1. Worth-to-earnings
Trying on the price-to-earnings (P/E) ratio, Tesco’s valuation exhibits a gradual decline from 16 occasions earnings in 2025 to 13.4 occasions by 2027. This lower aligns with Tesco’s constant earnings per share (EPS) development, rising from 23.5p in 2025 to twenty-eight.3p in 2027.
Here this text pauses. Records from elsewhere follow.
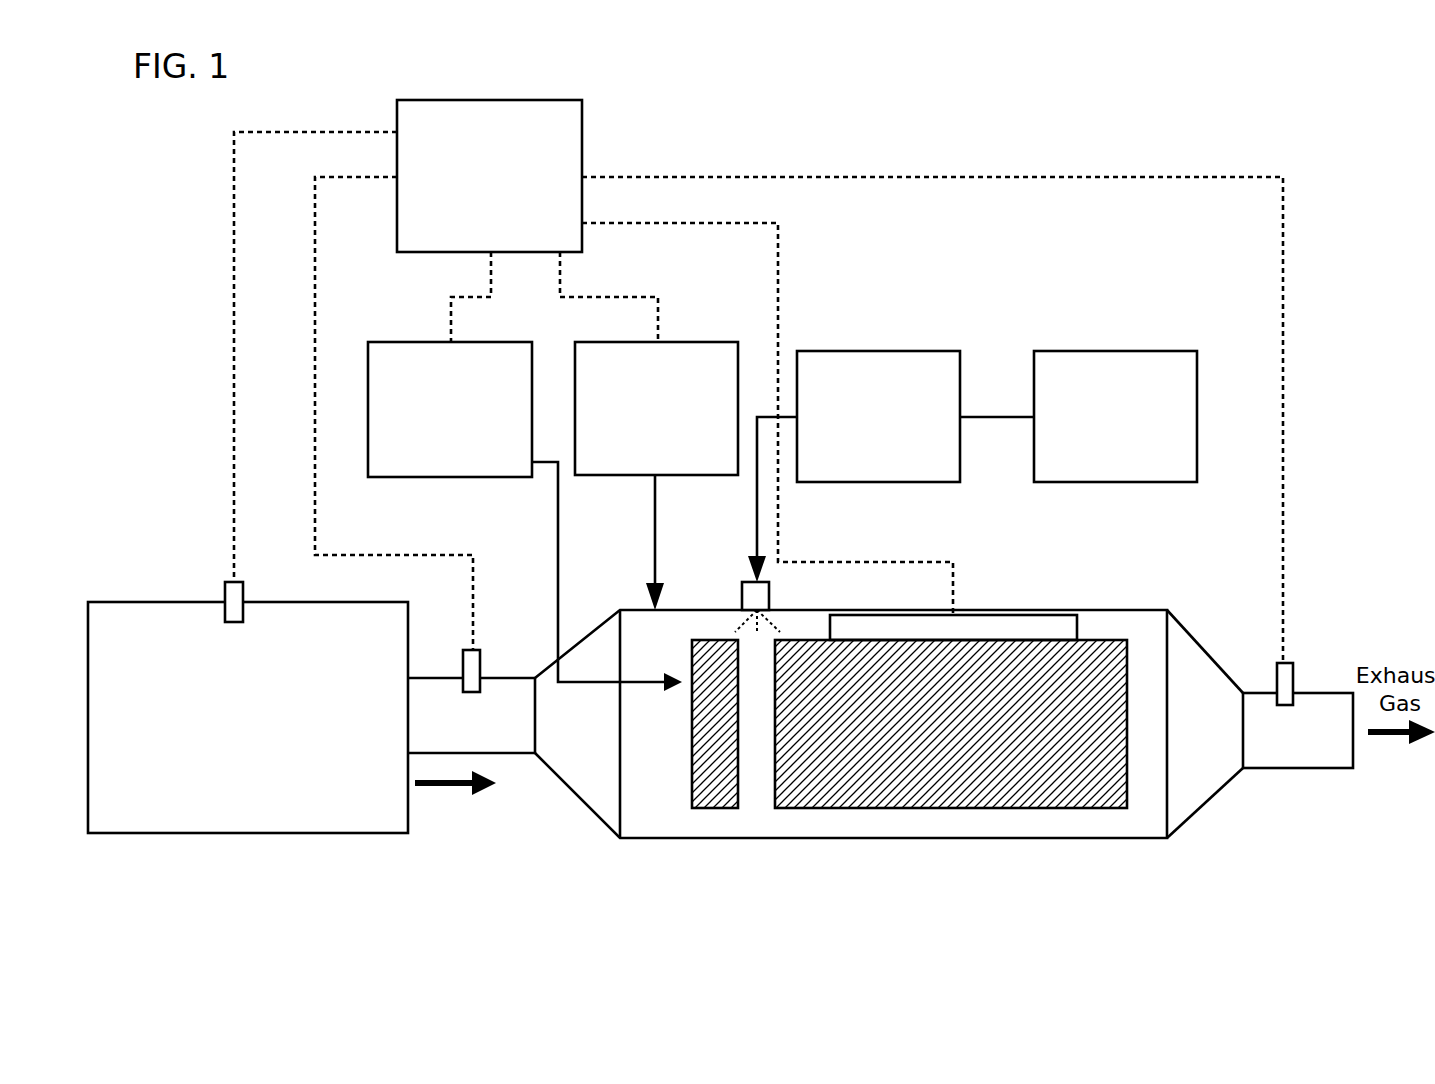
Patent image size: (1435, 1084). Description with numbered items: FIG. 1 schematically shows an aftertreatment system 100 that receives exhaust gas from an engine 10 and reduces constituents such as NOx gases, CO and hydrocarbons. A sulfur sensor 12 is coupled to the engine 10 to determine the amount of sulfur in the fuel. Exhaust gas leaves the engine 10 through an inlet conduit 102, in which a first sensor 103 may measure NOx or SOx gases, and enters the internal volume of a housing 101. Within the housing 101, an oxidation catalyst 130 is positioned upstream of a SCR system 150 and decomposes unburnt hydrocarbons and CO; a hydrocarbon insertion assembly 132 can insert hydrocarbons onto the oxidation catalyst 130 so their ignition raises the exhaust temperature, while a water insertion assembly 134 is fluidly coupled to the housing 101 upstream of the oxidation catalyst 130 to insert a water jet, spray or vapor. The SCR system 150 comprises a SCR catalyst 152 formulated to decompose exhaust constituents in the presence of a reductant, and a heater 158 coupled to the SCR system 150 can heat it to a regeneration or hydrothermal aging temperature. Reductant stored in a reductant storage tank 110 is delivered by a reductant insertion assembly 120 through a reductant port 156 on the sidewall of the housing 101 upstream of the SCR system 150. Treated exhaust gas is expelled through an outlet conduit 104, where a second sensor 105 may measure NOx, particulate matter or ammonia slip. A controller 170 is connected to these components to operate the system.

The aftertreatment system 100 is at (1268, 98).
The controller 170 is at (469, 204).
The hydrocarbon insertion assembly 132 is at (429, 465).
The water insertion assembly 134 is at (635, 465).
The reductant insertion assembly 120 is at (857, 472).
The reductant storage tank 110 is at (1094, 472).
The engine 10 is at (236, 745).
The sulfur sensor 12 is at (243, 600).
The inlet conduit 102 is at (522, 740).
The first sensor 103 is at (480, 667).
The housing 101 is at (913, 840).
The outlet conduit 104 is at (1318, 762).
The second sensor 105 is at (1293, 680).
The oxidation catalyst 130 is at (713, 813).
The SCR system 150 is at (975, 826).
The SCR catalyst 152 is at (1050, 780).
The heater 158 is at (1077, 626).
The reductant port 156 is at (742, 596).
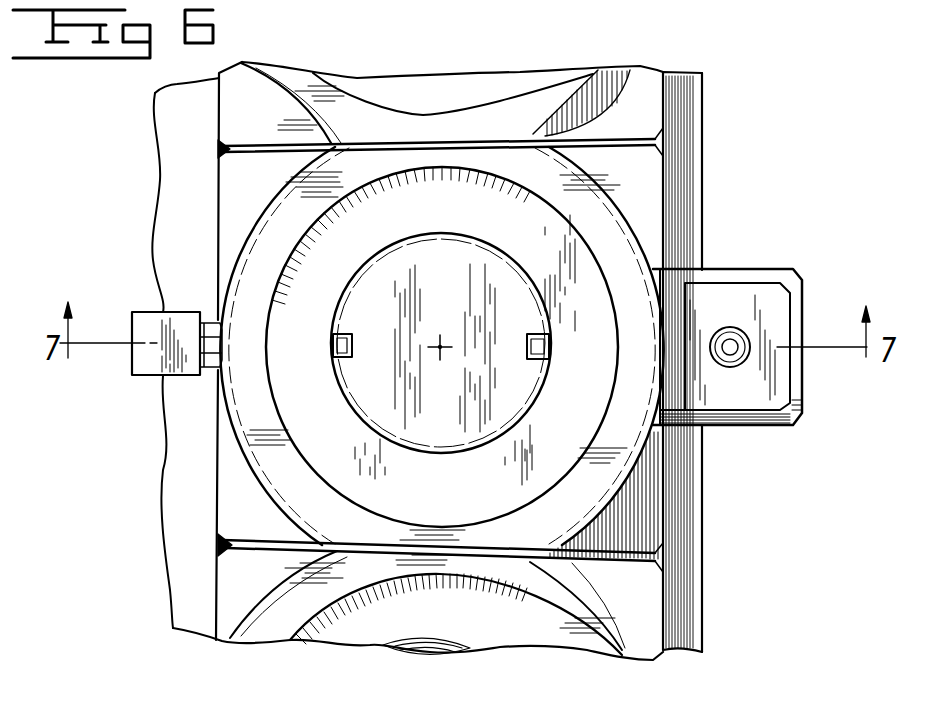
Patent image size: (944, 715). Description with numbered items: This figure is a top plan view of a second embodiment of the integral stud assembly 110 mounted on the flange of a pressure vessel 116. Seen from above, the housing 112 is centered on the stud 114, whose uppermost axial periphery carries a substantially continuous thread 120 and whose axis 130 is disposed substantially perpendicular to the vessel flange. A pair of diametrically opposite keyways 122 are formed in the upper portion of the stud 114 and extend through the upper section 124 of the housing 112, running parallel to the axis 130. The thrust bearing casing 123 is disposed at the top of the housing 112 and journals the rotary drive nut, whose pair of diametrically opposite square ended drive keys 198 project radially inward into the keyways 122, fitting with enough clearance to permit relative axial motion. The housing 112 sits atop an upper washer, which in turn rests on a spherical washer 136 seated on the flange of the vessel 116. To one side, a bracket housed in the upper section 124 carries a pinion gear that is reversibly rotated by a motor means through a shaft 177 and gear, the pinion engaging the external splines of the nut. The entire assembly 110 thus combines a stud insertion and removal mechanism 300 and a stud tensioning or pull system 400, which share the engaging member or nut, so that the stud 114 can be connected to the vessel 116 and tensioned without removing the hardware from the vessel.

The integral stud assembly 110 is at (668, 162).
The housing 112 is at (262, 485).
The stud 114 is at (457, 276).
The vessel 116 is at (700, 557).
The thread 120 is at (437, 450).
The keyways 122 is at (527, 344).
The thrust bearing casing 123 is at (352, 190).
The upper section 124 is at (262, 255).
The axis 130 is at (440, 360).
The spherical washer 136 is at (653, 527).
The shaft 177 is at (731, 338).
The drive keys 198 is at (334, 358).
The stud insertion and removal mechanism 300 is at (803, 258).
The stud tensioning or pull system 400 is at (133, 400).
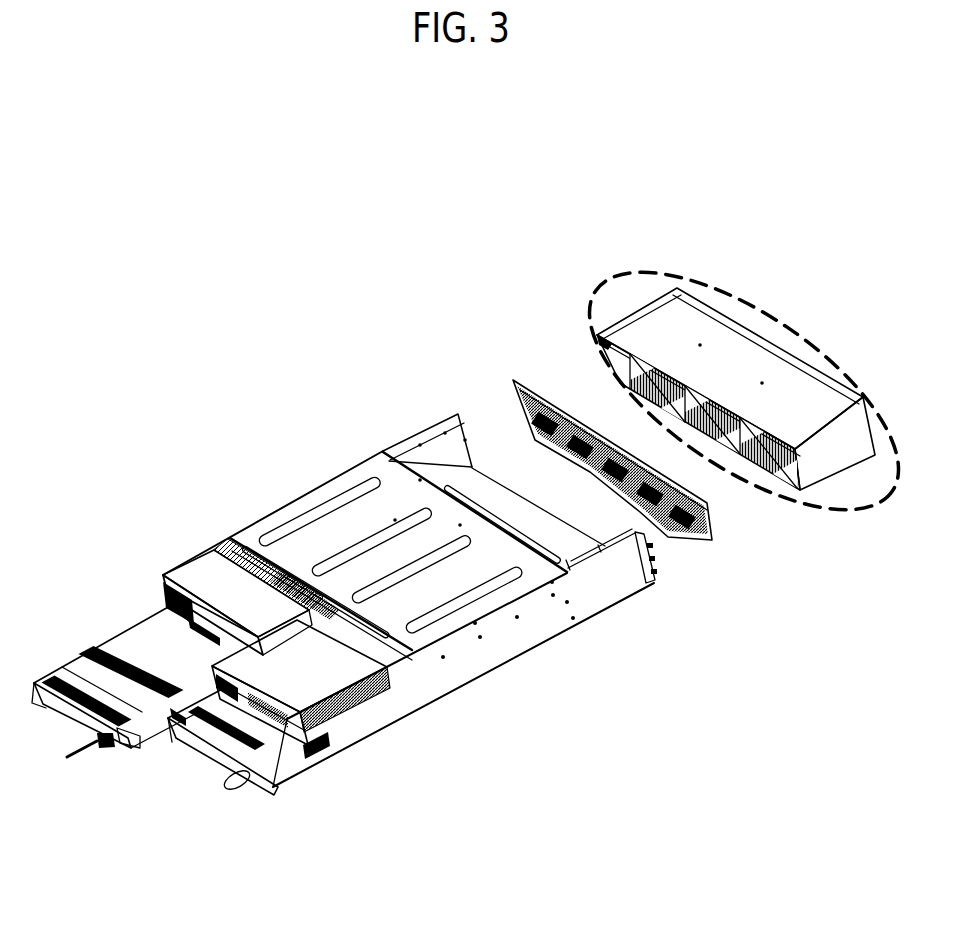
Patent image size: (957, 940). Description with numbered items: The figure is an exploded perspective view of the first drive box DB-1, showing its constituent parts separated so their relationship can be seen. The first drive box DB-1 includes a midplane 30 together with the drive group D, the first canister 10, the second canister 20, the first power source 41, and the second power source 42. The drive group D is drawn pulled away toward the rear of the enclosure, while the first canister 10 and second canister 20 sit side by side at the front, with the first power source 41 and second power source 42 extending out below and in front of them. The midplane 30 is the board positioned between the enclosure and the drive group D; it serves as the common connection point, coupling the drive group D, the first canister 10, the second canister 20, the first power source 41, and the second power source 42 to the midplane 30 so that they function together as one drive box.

Against this, Sainsbury’s P/E ratio begins greater at 13.6 occasions for the ahead yr (2026) however falls sharply to 11.4 occasions by 2028. This information means that Sainsbury’s is cheaper however could also be rising at a barely slower charge. It’s additionally value noting that the ahead reporting durations are barely totally different.
2. Income development
Tesco’s income is predicted to develop steadily from £69.9bn in 2025 to £73.7bn in 2027, reflecting constant gross sales enlargement. Sainsbury’s income additionally will increase, just about on the similar tempo in proportion phrases. It’s anticipated to maneuver from £33.1bn in 2025 to £35bn by 2028. Whereas each supermarkets are rising, Tesco’s scale offers it a transparent benefit in absolute gross sales, almost doubling Sainsbury’s income all through the interval.
3. Market share
When it comes to market share, Tesco stays the UK’s main grocer with 27.8% of the market as of April. Sainsbury’s holds a decent second place with 15.3%. Each retailers have seen slight beneficial properties in comparison with the earlier yr, with Tesco up from 27.3% and Sainsbury’s from 15.2%. This stability highlights Tesco’s dominant place and Sainsbury’s regular maintain on its phase of the market.
4. Dividend yield
The dividend yield tells an attention-grabbing story. Sainsbury’s provides the next yield, rising from 5.1% in 2026 to five.61% in 2028, in comparison with Tesco’s extra modest 3.58% to three.98% over 2025 to 2027.
Nevertheless, Sainsbury’s payout ratio’s greater, beginning at 69% in 2026 and falling to round 64% by 2028. Tesco’s payout ratio’s extra conservative, round 58% in 2025 and simply over 53% by 2027, suggesting a extra balanced strategy to rewarding shareholders whereas retaining earnings for development.
5. Internet debt
Relating to the stability sheet, Tesco carries a heavier debt load. Internet debt’s anticipated to return in round £9.45bn in 2025, rising barely to just about £11bn by 2027. Sainsbury’s internet debt is decrease, beginning at £5.01bn in 2026 and rising modestly to £5.48bn by 2028. Each firms preserve manageable debt ranges relative to their earnings and capitalisation.
The underside line
In abstract, there’s little to separate the 2 general. However in a deepening price warfare, scale issues. Tesco’s dimension gave it the sting in the course of the cost-of-living disaster, and that benefit is more likely to persist. Nevertheless, personally, I consider each are value contemplating. I’m preserving my powder dry for now although.